We may share your information with our partners in connection with, selling or distributing our products and services, or engaging in joint marketing activities, in accordance with your expressed marketing preferences.
We may share information with our corporate affiliates (e.g., parent and sister companies, subsidiaries, joint ventures or other companies under common control). If another company acquires, or plans to acquire, our company, business, or assets, we will also share information with that company, including at the negotiations stage.
We may disclose your information if required to do so by any competent law enforcement body, regulatory, government agency, court or other third-party where we believe disclosure is necessary to comply with applicable law or regulation, in response to a court order, judicial or other government subpoena or warrant, or to otherwise cooperate with law enforcement or other governmental agencies.
We also reserve the right to disclose your information that we believe, in good faith, is appropriate or necessary to (i) take precautions against liability, (ii) protect ourselves or others from fraudulent, abusive, or unlawful uses or activity, (iii) investigate and defend ourselves against any third-party claims or allegations, (iv) protect the security or integrity of our products and services and any facilities or equipment used to make our products and services available, or (v) protect our property or other legal rights (including, but not limited to, enforcement of our agreements), or the rights, property, or safety of others.
We may make certain aggregated, automatically-collected, or otherwise non-personal information available to third-parties for various purposes, including (i) compliance with various reporting obligations; (ii) for business or marketing purposes; or (iii) to assist such parties in understanding our users’ interests, habits, and usage patterns for certain programs, content, services, advertisements, promotions, and/or functionality available through our Offerings.
We may share your information with service providers. Among other things, service providers may help us to administer our website, conduct surveys, provide technical support, process payments, and assist in fulfillment of services. We contract with these service providers to ensure they only use your information to fulfill their obligations to provide services to us.
Cross-border transfer
Your Personal Data may be stored and processed in any country where we have facilities or in which we engage service providers, and by browsing our Sites You understand that your information will be transferred to countries outside of your country of residence, including the United States, which may have data protection rules that are different from those of your country.
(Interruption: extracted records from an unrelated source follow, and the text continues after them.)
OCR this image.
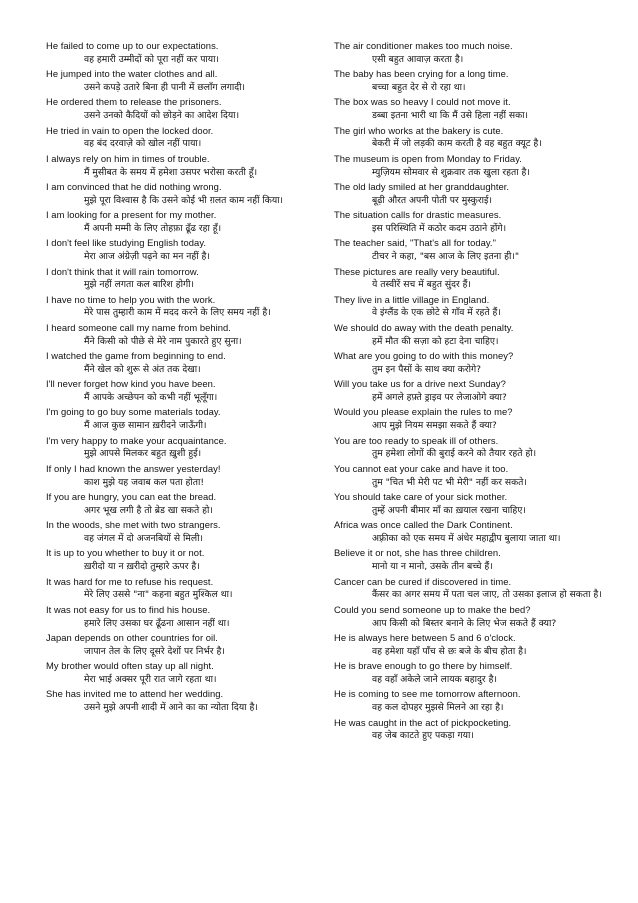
He failed to come up to our expectations.
वह हमारी उम्मीदों को पूरा नहीं कर पाया।
He jumped into the water clothes and all.
उसने कपड़े उतारे बिना ही पानी में छलाँग लगादी।
He ordered them to release the prisoners.
उसने उनको कैदियों को छोड़ने का आदेश दिया।
He tried in vain to open the locked door.
वह बंद दरवाज़े को खोल नहीं पाया।
I always rely on him in times of trouble.
मैं मुसीबत के समय में हमेशा उसपर भरोसा करती हूँ।
I am convinced that he did nothing wrong.
मुझे पूरा विश्वास है कि उसने कोई भी ग़लत काम नहीं किया।
I am looking for a present for my mother.
मैं अपनी मम्मी के लिए तोहफ़ा ढूँढ रहा हूँ।
I don't feel like studying English today.
मेरा आज अंग्रेज़ी पढ़ने का मन नहीं है।
I don't think that it will rain tomorrow.
मुझे नहीं लगता कल बारिश होगी।
I have no time to help you with the work.
मेरे पास तुम्हारी काम में मदद करने के लिए समय नहीं है।
I heard someone call my name from behind.
मैंने किसी को पीछे से मेरे नाम पुकारते हुए सुना।
I watched the game from beginning to end.
मैंने खेल को शुरू से अंत तक देखा।
I'll never forget how kind you have been.
मैं आपके अच्छेपन को कभी नहीं भूलूँगा।
I'm going to go buy some materials today.
मैं आज कुछ सामान ख़रीदने जाऊँगी।
I'm very happy to make your acquaintance.
मुझे आपसे मिलकर बहुत ख़ुशी हुई।
If only I had known the answer yesterday!
काश मुझे यह जवाब कल पता होता!
If you are hungry, you can eat the bread.
अगर भूख लगी है तो ब्रेड खा सकते हो।
In the woods, she met with two strangers.
वह जंगल में दो अजनबियों से मिली।
It is up to you whether to buy it or not.
ख़रीदो या न ख़रीदो तुम्हारे ऊपर है।
It was hard for me to refuse his request.
मेरे लिए उससे "ना" कहना बहुत मुश्किल था।
It was not easy for us to find his house.
हमारे लिए उसका घर ढूँढना आसान नहीं था।
Japan depends on other countries for oil.
जापान तेल के लिए दूसरे देशों पर निर्भर है।
My brother would often stay up all night.
मेरा भाई अक्सर पूरी रात जागे रहता था।
She has invited me to attend her wedding.
उसने मुझे अपनी शादी में आने का का न्योता दिया है।
The air conditioner makes too much noise.
एसी बहुत आवाज़ करता है।
The baby has been crying for a long time.
बच्चा बहुत देर से रो रहा था।
The box was so heavy I could not move it.
डब्बा इतना भारी था कि मैं उसे हिला नहीं सका।
The girl who works at the bakery is cute.
बेकरी में जो लड़की काम करती है वह बहुत क्यूट है।
The museum is open from Monday to Friday.
म्युज़ियम सोमवार से शुक्रवार तक खुला रहता है।
The old lady smiled at her granddaughter.
बूढ़ी औरत अपनी पोती पर मुस्कुराई।
The situation calls for drastic measures.
इस परिस्थिति में कठोर कदम उठाने होंगे।
The teacher said, "That's all for today."
टीचर ने कहा, "बस आज के लिए इतना ही।"
These pictures are really very beautiful.
ये तस्वीरें सच में बहुत सुंदर हैं।
They live in a little village in England.
वे इंग्लैंड के एक छोटे से गाँव में रहते हैं।
We should do away with the death penalty.
हमें मौत की सज़ा को हटा देना चाहिए।
What are you going to do with this money?
तुम इन पैसों के साथ क्या करोगे?
Will you take us for a drive next Sunday?
हमें अगले हफ़्ते ड्राइव पर लेजाओगे क्या?
Would you please explain the rules to me?
आप मुझे नियम समझा सकते हैं क्या?
You are too ready to speak ill of others.
तुम हमेशा लोगों की बुराई करने को तैयार रहते हो।
You cannot eat your cake and have it too.
तुम "चित भी मेरी पट भी मेरी" नहीं कर सकते।
You should take care of your sick mother.
तुम्हें अपनी बीमार माँ का ख़याल रखना चाहिए।
Africa was once called the Dark Continent.
अफ़्रीका को एक समय में अंधेर महाद्वीप बुलाया जाता था।
Believe it or not, she has three children.
मानो या न मानो, उसके तीन बच्चे हैं।
Cancer can be cured if discovered in time.
कैंसर का अगर समय में पता चल जाए, तो उसका इलाज हो सकता है।
Could you send someone up to make the bed?
आप किसी को बिस्तर बनाने के लिए भेज सकते हैं क्या?
He is always here between 5 and 6 o'clock.
वह हमेशा यहाँ पाँच से छः बजे के बीच होता है।
He is brave enough to go there by himself.
वह वहाँ अकेले जाने लायक बहादुर है।
He is coming to see me tomorrow afternoon.
वह कल दोपहर मुझसे मिलने आ रहा है।
He was caught in the act of pickpocketing.
वह जेब काटते हुए पकड़ा गया।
In certain circumstances, courts, law enforcement agencies, regulatory agencies or security authorities in those other countries may be entitled to access your Personal Information.
When we transfer Personal Data out of the European Union (“EU”), European Economic Area (“EEA”), the United Kingdom (“U.K.”), and Switzerland to countries that do not benefit from an adequacy decision, we may rely on Standard Contractual Clauses or other legal transfer mechanisms with appropriate safeguards in place to protect Personal Data. As previously noted, Pure complies with the EU-U.S. Data Privacy Framework (EU-U.S. DPF), the U.K. Extension to the EU-U.S. DPF, and the Swiss-U.S. Data Privacy Framework (Swiss-U.S. DPF) for transfers of Personal Data from the EU, EEA, U.K. (and Gibraltar), and Switzerland to the U.S.
Data retention
We retain Personal Data we collect from you where we have an ongoing legitimate business need to do so (for example, to provide you with a service you have requested or to comply with applicable legal, tax or accounting requirements). When we have no ongoing legitimate business need to process your Personal Data, we will either delete or anonymize it or, if this is not possible (for example, because your Personal Data has been stored in backup archives), then we will securely store your Personal Data and isolate it from any further processing until deletion is possible.